HPC GAPAnalysis API - UN-OCHA/hpc-api GitHub Wiki

This tool is a new HPC tool that will be very useful to OCHA and for cluster coordinators. It fills an important gap in the current HPC tools by creating a bridging dashboard between the RPM and the Projects Module. (Hence we call it the ‘bridge tool.’) It thus allows cluster coordinators to proactively guide the partners’ project development so as to best cover the priority activities, per geographical area and target population.

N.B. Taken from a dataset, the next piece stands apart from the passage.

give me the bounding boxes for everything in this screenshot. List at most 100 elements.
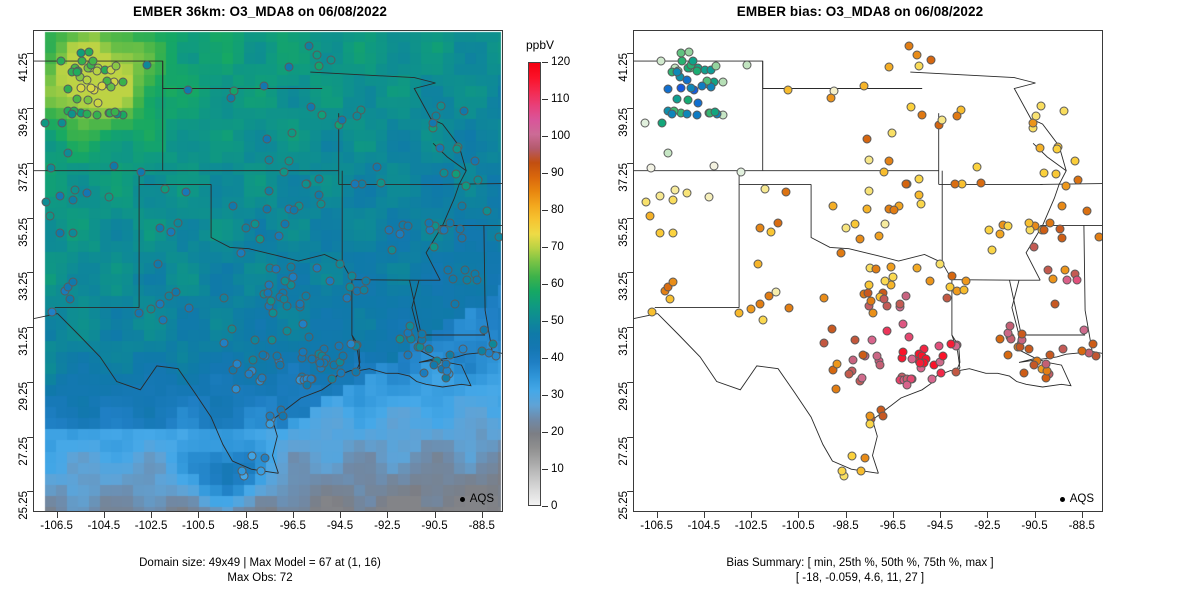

Cluster coordinators classically decide on their activities and targets based on the HNO (plus their estimate of cluster capacity), with geographical detail down to lowest admin level i.e. admin 3 at least, plus target populations therein (e.g. IDPs, host communities, returnees). They upload these activities and targets onto RPM. Users of the PM can then see the same information when they draft their projects—they choose a cluster-registered activity, see that activity’s overall target, and note their project target, with the option of geo and target population breakdown. The gap arose from the fact that cluster coordinators could not easily see what the draft projects were adding up to. For example, the Food Security cluster coordinator sets a target for the main food-assistance activity of 1 million people (X in this district, Y in that district, etc.). Food Security partners then get busy drafting their projects, including this activity. But during this drafting, or even after project finalization, the cluster coordinator could not see how many people the draft projects collectively proposed to reach – whether it was way under 1 million, way over, or about right. Neither could they see which districts had a surplus of planned outputs (according to the draft projects) vis-à-vis the original cluster target, and which districts had a deficiency. The cluster coordinators were thus ‘flying blind’ when trying to fulfil their obligation to keep the projects aligned with the priority needs.

The bridge tool now allows them to see all this, in an easy dashboard view. The main advantage is that it allows the cluster coordinator (supported by OCHA) to intervene in and ‘massage’ the project-development process to adjust those surpluses and deficiencies, before the projects become final – getting project owners to move some planned outputs from a surplus district (or target population) to a deficient one; getting them to cut, when the projects’ collective proposed outputs exceed the cluster target for that activity; or getting them to expand, if the projects’ targets collectively fall short.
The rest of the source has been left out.